Tim and Shanna soon joined Donna and Ryan, Steve and Joanne, and others, serving people in need by throwing an inner-city block party. Tim and Shanna were finding themselves making more and more friends among these Christians. They still had no desire to attend church, but they found themselves feeling a part of the relational Network with these “church people.”
Four months later, Steve asked Tim after a ride if they wanted to come check out the small group that Donna and Ryan had been attending. To Steve’s surprise, Tim hesitantly said, “Maybe so.” Tim later admitted he was afraid they’d go “all Jesus” on him and be like Ned Flanders on The Simpsons. But they overcame their fear and went.
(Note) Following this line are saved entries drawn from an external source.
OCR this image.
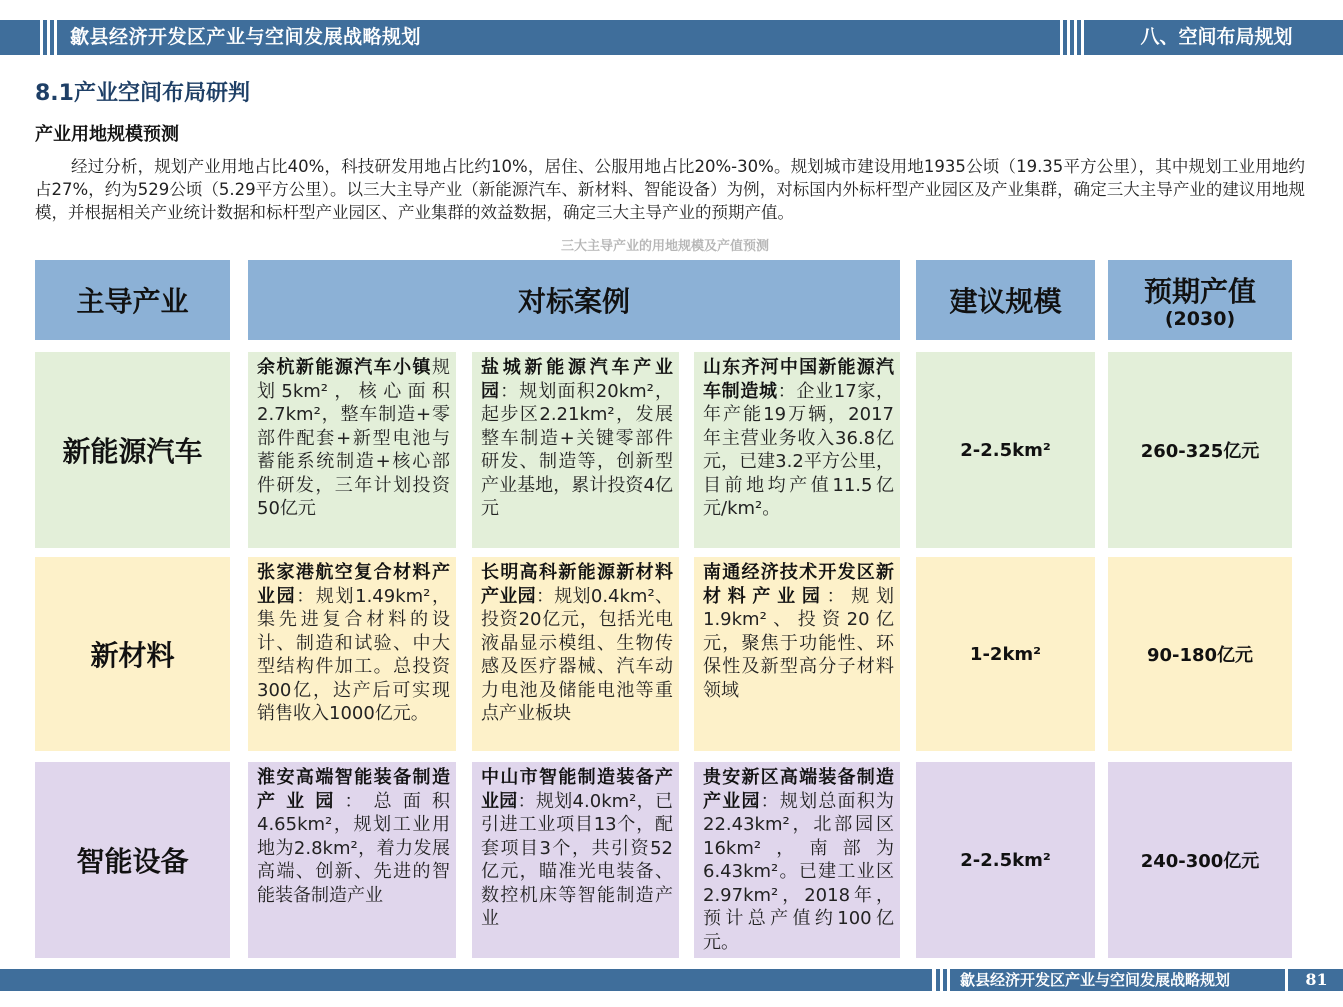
歙县经济开发区产业与空间发展战略规划	八、空间布局规划
8.1产业空间布局研判
产业用地规模预测
经过分析，规划产业用地占比40%，科技研发用地占比约10%，居住、公服用地占比20%-30%。规划城市建设用地1935公顷（19.35平方公里），其中规划工业用地约占27%，约为529公顷（5.29平方公里）。以三大主导产业（新能源汽车、新材料、智能设备）为例，对标国内外标杆型产业园区及产业集群，确定三大主导产业的建议用地规模，并根据相关产业统计数据和标杆型产业园区、产业集群的效益数据，确定三大主导产业的预期产值。
三大主导产业的用地规模及产值预测
主导产业	对标案例	建议规模	预期产值
(2030)
新能源汽车
余杭新能源汽车小镇规划5km²，核心面积2.7km²，整车制造+零部件配套+新型电池与蓄能系统制造+核心部件研发，三年计划投资50亿元
盐城新能源汽车产业园：规划面积20km²，起步区2.21km²，发展整车制造+关键零部件研发、制造等，创新型产业基地，累计投资4亿元
山东齐河中国新能源汽车制造城：企业17家，年产能19万辆，2017年主营业务收入36.8亿元，已建3.2平方公里，目前地均产值11.5亿元/km²。
2-2.5km²	260-325亿元
新材料
张家港航空复合材料产业园：规划1.49km²，集先进复合材料的设计、制造和试验、中大型结构件加工。总投资300亿，达产后可实现销售收入1000亿元。
长明高科新能源新材料产业园：规划0.4km²、投资20亿元，包括光电液晶显示模组、生物传感及医疗器械、汽车动力电池及储能电池等重点产业板块
南通经济技术开发区新材料产业园：规划1.9km²、投资20亿元，聚焦于功能性、环保性及新型高分子材料领域
1-2km²	90-180亿元
智能设备
淮安高端智能装备制造产业园：总面积4.65km²，规划工业用地为2.8km²，着力发展高端、创新、先进的智能装备制造产业
中山市智能制造装备产业园：规划4.0km²，已引进工业项目13个，配套项目3个，共引资52亿元，瞄准光电装备、数控机床等智能制造产业
贵安新区高端装备制造产业园：规划总面积为22.43km²，北部园区16km²，南部为6.43km²。已建工业区2.97km²，2018年，预计总产值约100亿元。
2-2.5km²	240-300亿元
歙县经济开发区产业与空间发展战略规划	81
Steve recalls, “That first night, Shanna shared with everyone that she can’t even conceive of God as a loving Father because she was born out of a one-night stand and was abused as a child. Tim shared that his father became a born-again Christian about two years ago and that he’s asked him to ‘leave them alone’ about that. There was obviously a lot of pain and bitterness in their past. No one acted shocked or put off. We didn’t try to fix it; we just listened and let them talk.”
On their way home that night Tim looked at Shanna and said, “Wow, they didn’t try and force Jesus on us. If it stays that way, I think I can keep going.” They not only kept going, but started attending church as well, learning more about this God Steve and Joanne followed. It took months of learning, reading the Bible for the first time, and making friends with a number of Christians, but fourteen months after that first party, Tim and Shanna were baptized as followers of Jesus in their own hot tub!
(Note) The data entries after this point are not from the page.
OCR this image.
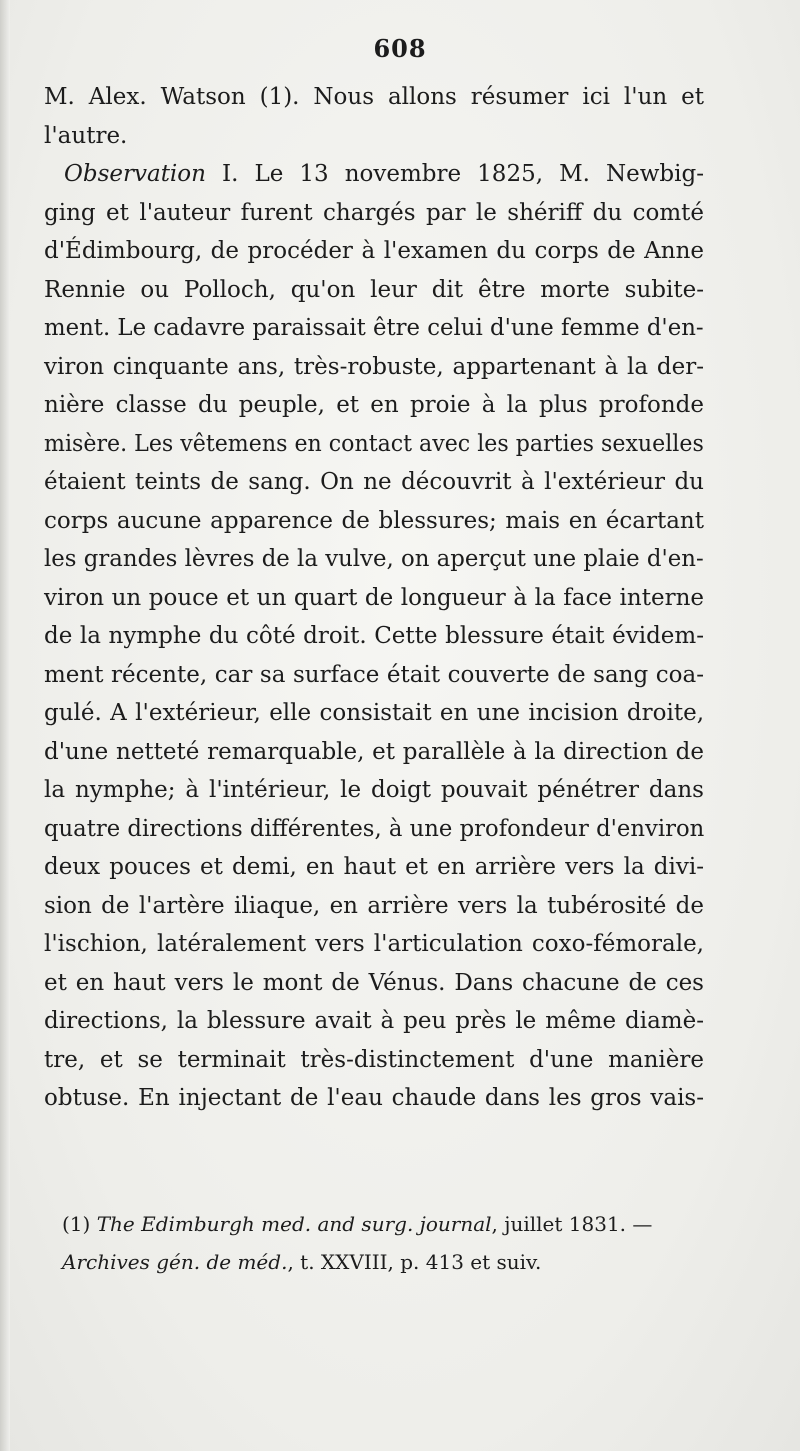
608
M. Alex. Watson (1). Nous allons résumer ici l'un et
l'autre.
Observation I. Le 13 novembre 1825, M. Newbig-
ging et l'auteur furent chargés par le shériff du comté
d'Édimbourg, de procéder à l'examen du corps de Anne
Rennie ou Polloch, qu'on leur dit être morte subite-
ment. Le cadavre paraissait être celui d'une femme d'en-
viron cinquante ans, très-robuste, appartenant à la der-
nière classe du peuple, et en proie à la plus profonde
misère. Les vêtemens en contact avec les parties sexuelles
étaient teints de sang. On ne découvrit à l'extérieur du
corps aucune apparence de blessures; mais en écartant
les grandes lèvres de la vulve, on aperçut une plaie d'en-
viron un pouce et un quart de longueur à la face interne
de la nymphe du côté droit. Cette blessure était évidem-
ment récente, car sa surface était couverte de sang coa-
gulé. A l'extérieur, elle consistait en une incision droite,
d'une netteté remarquable, et parallèle à la direction de
la nymphe; à l'intérieur, le doigt pouvait pénétrer dans
quatre directions différentes, à une profondeur d'environ
deux pouces et demi, en haut et en arrière vers la divi-
sion de l'artère iliaque, en arrière vers la tubérosité de
l'ischion, latéralement vers l'articulation coxo-fémorale,
et en haut vers le mont de Vénus. Dans chacune de ces
directions, la blessure avait à peu près le même diamè-
tre, et se terminait très-distinctement d'une manière
obtuse. En injectant de l'eau chaude dans les gros vais-
(1) The Edimburgh med. and surg. journal, juillet 1831. —
Archives gén. de méd., t. XXVIII, p. 413 et suiv.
Tim and Shanna illustrate how people tend to find faith and become the church in a post-Christian world. It is not enough for one Christian to befriend and share her faith with another person. That worked in a world with knowledge of and respect for the Bible. However, in today’s post-Christian context, unchurched people often need the intersection of three elements in order to find faith and become the church:
1. A friendship with someone with the attitude of Jesus—demonstrating an unshockable love that values people like Jesus did.
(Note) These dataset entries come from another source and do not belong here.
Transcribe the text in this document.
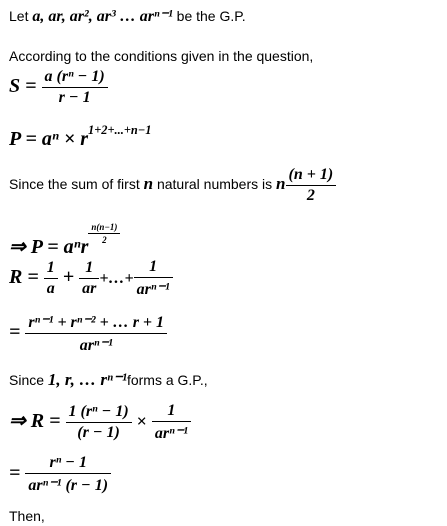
Let a, ar, ar², ar³ … arⁿ⁻¹ be the G.P.
According to the conditions given in the question,
$S = \frac{\text{a (rⁿ − 1)}}{r - 1}$
$P = a^n \times r^{1+2+...+n-1}$
Since the sum of first n natural numbers is n $\frac{(n + 1)}{2}$
⇒ P = aⁿr
$\frac{n(n-1)}{2}$
$R = \frac{1}{a} + \frac{1}{ar}$ +…+ $\frac{1}{\text{arⁿ⁻¹}}$
= $\frac{\text{rⁿ⁻¹ + rⁿ⁻² + … r + 1}}{\text{arⁿ⁻¹}}$
Since 1, r, … rⁿ⁻¹forms a G.P.,
⇒ $R = \frac{\text{1 (rⁿ − 1)}}{(r - 1)} \times \frac{1}{\text{arⁿ⁻¹}}$
= $\frac{\text{rⁿ − 1}}{\text{arⁿ⁻¹ (r − 1)}}$
Then,
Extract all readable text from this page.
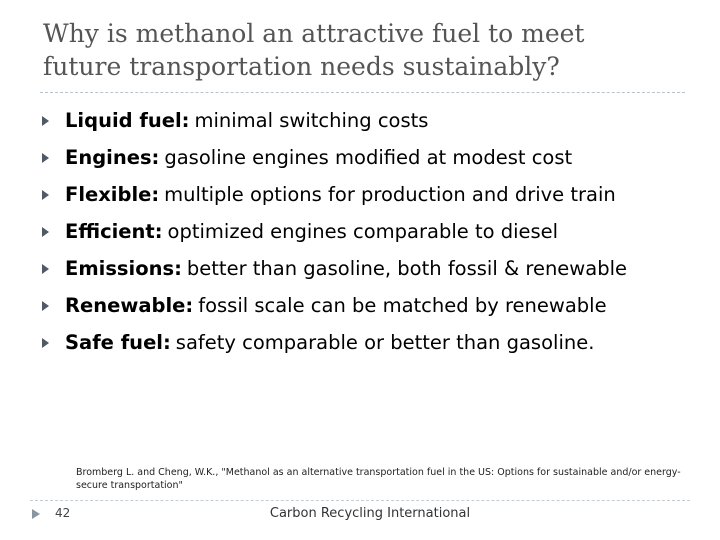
Why is methanol an attractive fuel to meet
future transportation needs sustainably?
Liquid fuel: minimal switching costs
Engines: gasoline engines modified at modest cost
Flexible: multiple options for production and drive train
Efficient: optimized engines comparable to diesel
Emissions: better than gasoline, both fossil & renewable
Renewable: fossil scale can be matched by renewable
Safe fuel: safety comparable or better than gasoline.
Bromberg L. and Cheng, W.K., "Methanol as an alternative transportation fuel in the US: Options for sustainable and/or energy-secure transportation"
42	Carbon Recycling International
2. Relational momentum with a Network of four to five other Christians whom they enjoy hanging out with and who make them feel like they truly belong.
3. A “come as you are” learning environment where they can learn about the Way of Jesus even with doubts, questions, and struggles.
With the intersection of these three environments, groups of people often find faith. Like the woman at the well who brought her friends to Jesus, Donna and Ryan brought Tim and Shanna, who brought their neighbors, her mother, and others along with them on the journey to faith.
At Gateway Church in Austin, and in nearly 100 churches we’ve helped equip and plant, we’ve seen thousands of people come to faith along with their friends, grow in faith, then become leaders in the church. An "as you are" culture is free from the baggage of religion and driven by grace, creating an environment where people can go from lost to leading. That's why we say: "Come as you are, but don't stay as you are."
In our post-Christian world, one-off evangelism does not produce the lasting fruit that comes from an “as you are” process—where Tim, Shanna, and friends find faith, grow and develop, and eventually lead others. “Lost to leading” must be our scorecard if we are going to see the church in America grow. How many of your leaders today were like Tim and Shanna 3-4 years ago? Are you leading to create intentional, seamless pathways where people go from lost to discipleship to leading others?
If this is not happening, then the church is dying. It may take 70 years for it to die, but unless our evangelism produces disciples who make disciples out of the culture, any church growth is really a giant church swap. And we can be missional and serve “those people” and share our faith with “those people”—but if “they” never became “us,” something’s wrong. That’s a good indication we are not engaging people with the attitude and actions of Jesus. If they don’t want to be like us, maybe it’s because we’re not much like Jesus.
To become an “as you are” leader, start praying, leading, and organizing your church or group so that your unchurched friends can come as they are, but not stay that way. Leading by example will force you to rethink how communication, processes, systems, and discipleship happens so people truly go from lost to leading.